Ollama

Ollama Logo

Ollama is an easy-to-use solution for downloading and running popular large language models and can be downloaded from https://ollama.com.

Ollama Server

There are multiple ways to run Ollama using the ollama serve command, including through Docker, a systemd service, or other means. Please refer to the Ollama documentation to download, configure, and install Ollama.

Once Ollama is running as a server, it's typically accessible on port 11434 of your assigned host. If you're running Ollama on your current device, you can most likely use http://localhost:11434/ as a host in the ollama.hosts array in your config.jsonc file, though make sure you specify the correct host and port if that's not the case.

{
  "bots": [
    {
      // ...
      "ollama": {
        "hosts": ["http://localhost:11434/"]
      }
    }
  ]
}

Make sure to substitute your machine's hostname or IP address instead and that it's accessible from your Musebot instance(s).

Models

You can browse models for Ollama at https://ollama.com/search. If you're not certain which model is best for your use case, we recommend trying out mistral-nemo. It should perform well on most hardware and is flexible enough to answer most questions and adopt most personas. If mistral-nemo is still too slow, consider using the regular mistral model instead. You can, of course, use any large language model that you prefer.
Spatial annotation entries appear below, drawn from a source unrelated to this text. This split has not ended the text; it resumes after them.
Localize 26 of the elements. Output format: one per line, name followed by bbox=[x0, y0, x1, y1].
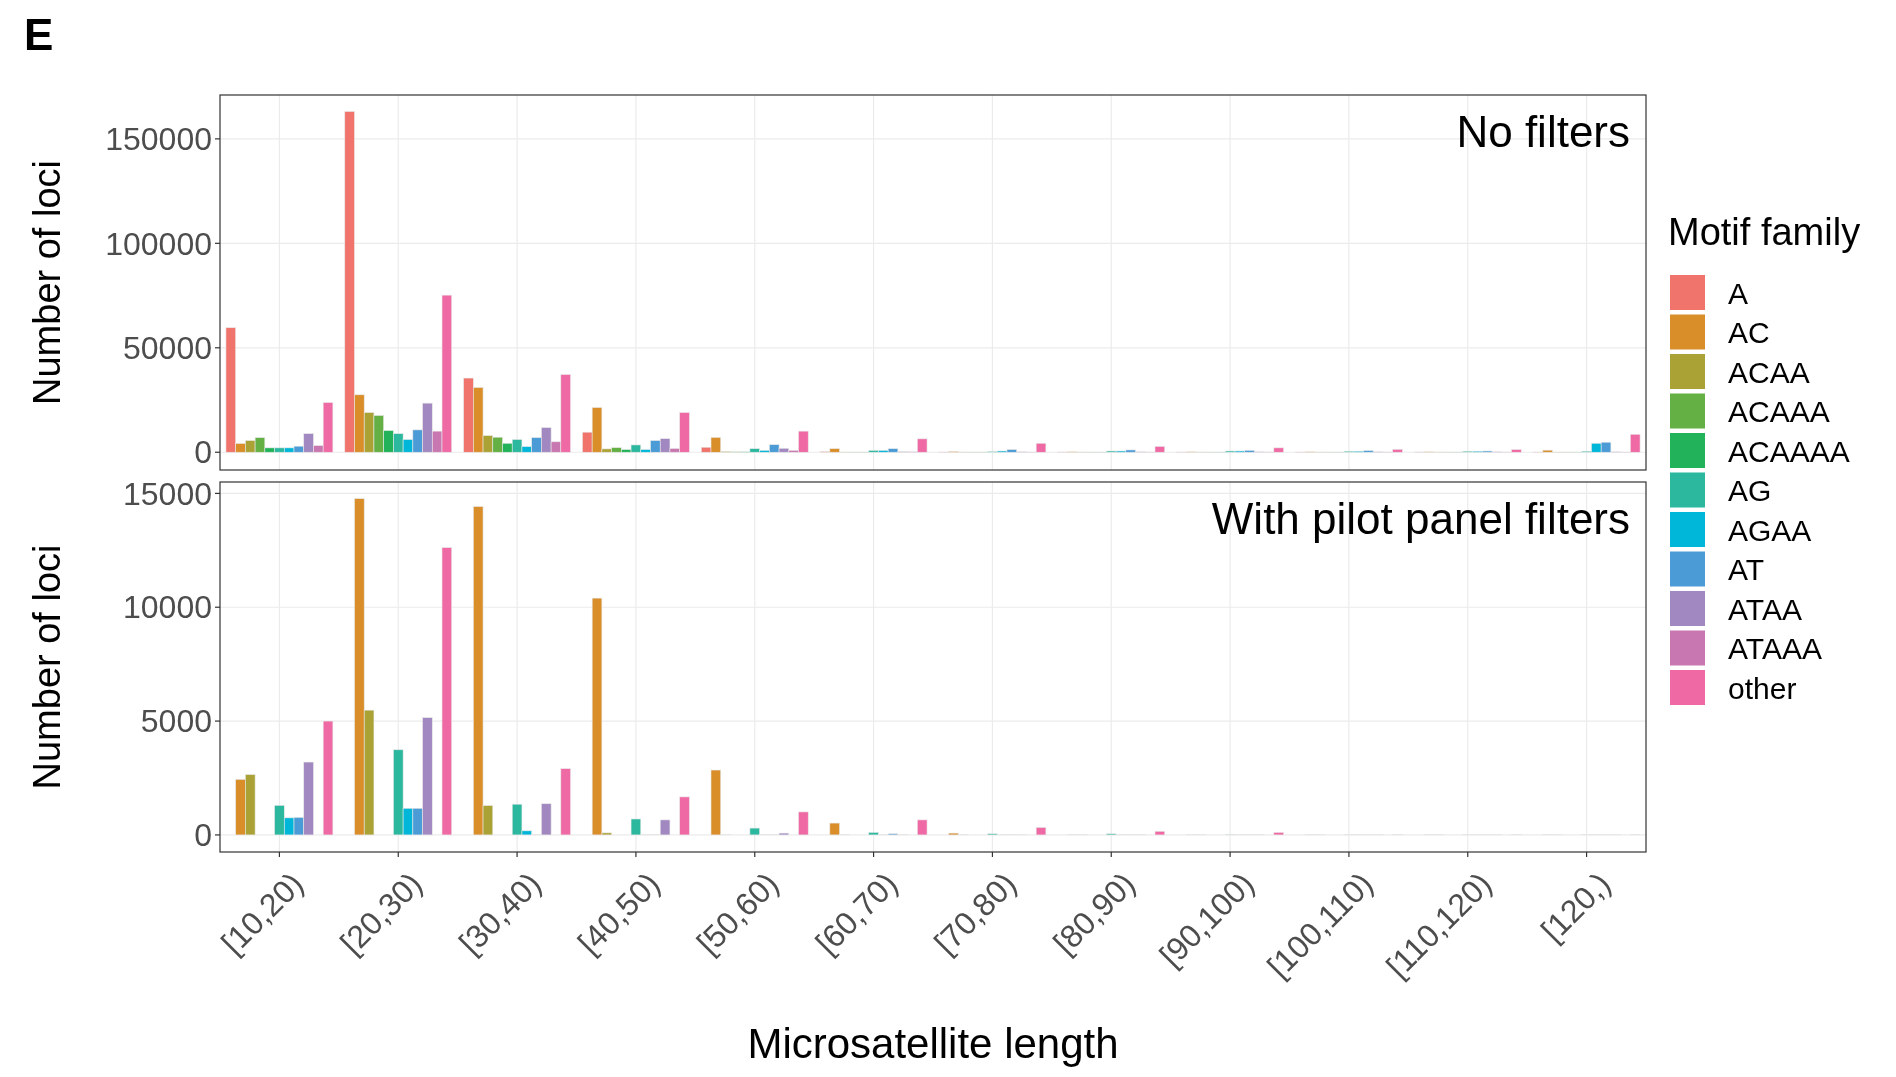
text: E bbox=[24, 10, 54, 59]
annotation: No filters bbox=[1456, 107, 1630, 156]
legend-label: ACAAA bbox=[1728, 395, 1830, 428]
legend-label: A bbox=[1728, 276, 1749, 310]
y-tick-label: 5000 bbox=[140, 703, 212, 740]
y-tick-label: 150000 bbox=[105, 121, 212, 158]
y-tick-label: 50000 bbox=[123, 329, 212, 366]
legend-label: AGAA bbox=[1728, 513, 1812, 547]
y-tick-label: 10000 bbox=[123, 589, 212, 626]
y-tick-label: 0 bbox=[194, 434, 212, 471]
y-tick-label: 15000 bbox=[123, 475, 212, 512]
legend-label: AC bbox=[1728, 316, 1770, 349]
y-axis-title: Number of loci bbox=[26, 160, 68, 405]
legend-label: ACAA bbox=[1728, 355, 1810, 389]
legend-label: ACAAAA bbox=[1728, 434, 1850, 468]
legend-label: AT bbox=[1728, 553, 1765, 586]
y-tick-label: 0 bbox=[194, 817, 212, 854]
legend-label: AG bbox=[1728, 474, 1772, 507]
legend-label: ATAA bbox=[1728, 592, 1802, 626]
annotation: With pilot panel filters bbox=[1211, 494, 1630, 543]
legend-title: Motif family bbox=[1668, 211, 1861, 253]
legend-label: ATAAA bbox=[1728, 632, 1822, 665]
y-tick-label: 100000 bbox=[105, 225, 212, 262]
y-axis-title: Number of loci bbox=[26, 544, 68, 790]
legend-label: other bbox=[1728, 671, 1797, 705]
x-axis-title: Microsatellite length bbox=[747, 1020, 1119, 1067]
Ollama provides a CLI for downloading these models:

ollama pull mistral-nemo

Once Ollama downloads your preferred model, you can specify it in your config.jsonc file by adding it to the ollama.models array.

Image Attachment Support

If you also integrate Musebot with a ComfyUI instance with mode set to "chat", Musebot will use the large language model response as a prompt for an image and attach it to its response asynchronously, providing a visual for the response.